La parola “disabile” vuol dire privo di una certa abilità. Il termine viene comunemente adoperato per indicare le persone che, dalla nascita o a seguito di incidenti o di malattie particolarmente gravi, presentano difficoltà nello svolgimento di determinate funzioni.
L’Organizzazione delle Nazioni Unite, di recente, in alcuni importanti documenti ufficiali, ha indicato queste persone definendole, appunto, “persone con disabilità”.
Nel linguaggio corrente, però, anche per alleggerirne il senso di difficoltà, si preferisce usare la definizione di “persone diversamente abili”, che vuol dire con abilità differenti da quelle di altri.
Pertanto, se veramente vogliamo essere coerenti con quello che diciamo quando parliamo di “persone diversamente abili” e non vogliamo apparire solamente “politicamente corretti”, dovremmo sostituire la parola disabile con la parola “Divabili”, cioè la forma contratta di “diversamente abile”, ovvero abile in modo differente.
Sì, lo so che questa parola non esiste ancora, neanche “petaloso” esisteva fino a qualche tempo addietro, ma adesso persino l’Accademia della Crusca l’ammette.
Per questa ragione sarebbe bello poter dire di essere stati tra coloro i quali, usandola nel linguaggio comune, l’hanno ideata e l’hanno riempita di significato concreto, rendendo le persone “Divabili” veramente libere di poter vivere in una società che li aiuta a poterlo fare con la dovuta dignità.

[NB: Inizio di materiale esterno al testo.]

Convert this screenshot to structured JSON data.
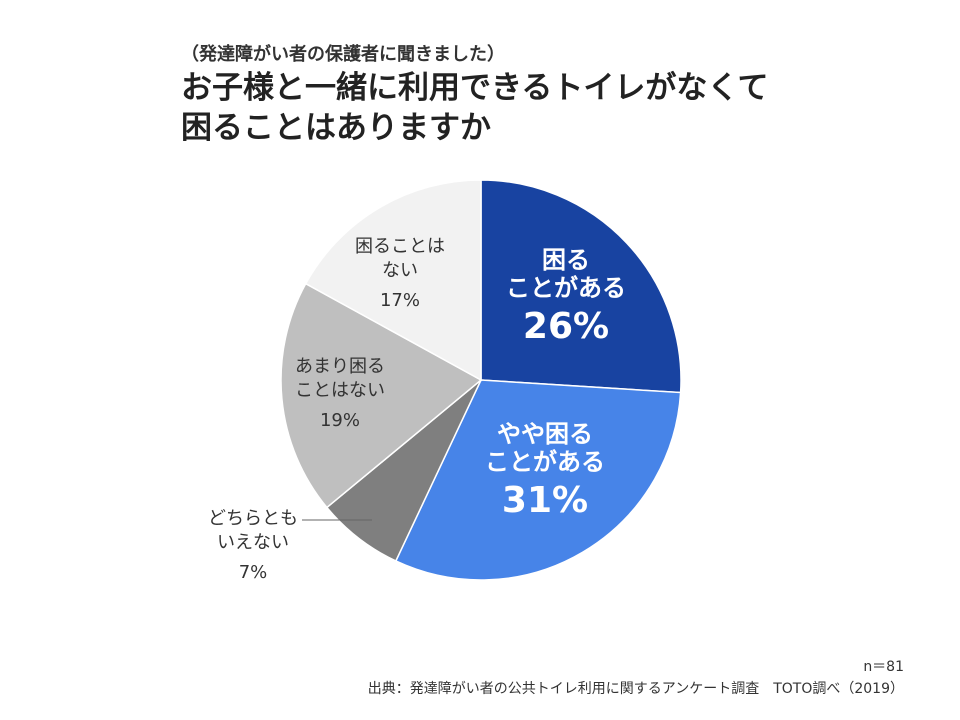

Vivere in una società consapevole che possono esserci, anzi, che vi sono, suoi componenti che hanno delle capacità differenti da altri è molto importante, perché “tutti gli esseri umani nascono liberi e uguali in dignità e diritti” ed è giusto che abbiamo le medesime opportunità. Lo scienziato inglese Stephen Hawking non è abile a suonare la chitarra, neanche io lo sono, mentre era abilissimo come fisico e cosmologo, io non so fare neanche quello.
Insomma: no, non si tratta solo di un neologismo o di un vezzo linguistico, sarebbe assai poco, si tratta, invece, di rendere concreto ciò che diciamo e a cui diciamo di credere, cioè il fatto che ciascuno di noi sia abile in qualcosa e non lo sia in altre. Per essere chiaro fino in fondo, intendo i dire che tutti noi, in qualche modo, siamo “Divabili” anche se qualche volta non ce ne ricordiamo.
Sì perché anche noi smemorati, per distrazione o per convenienza, siamo “Divabili”!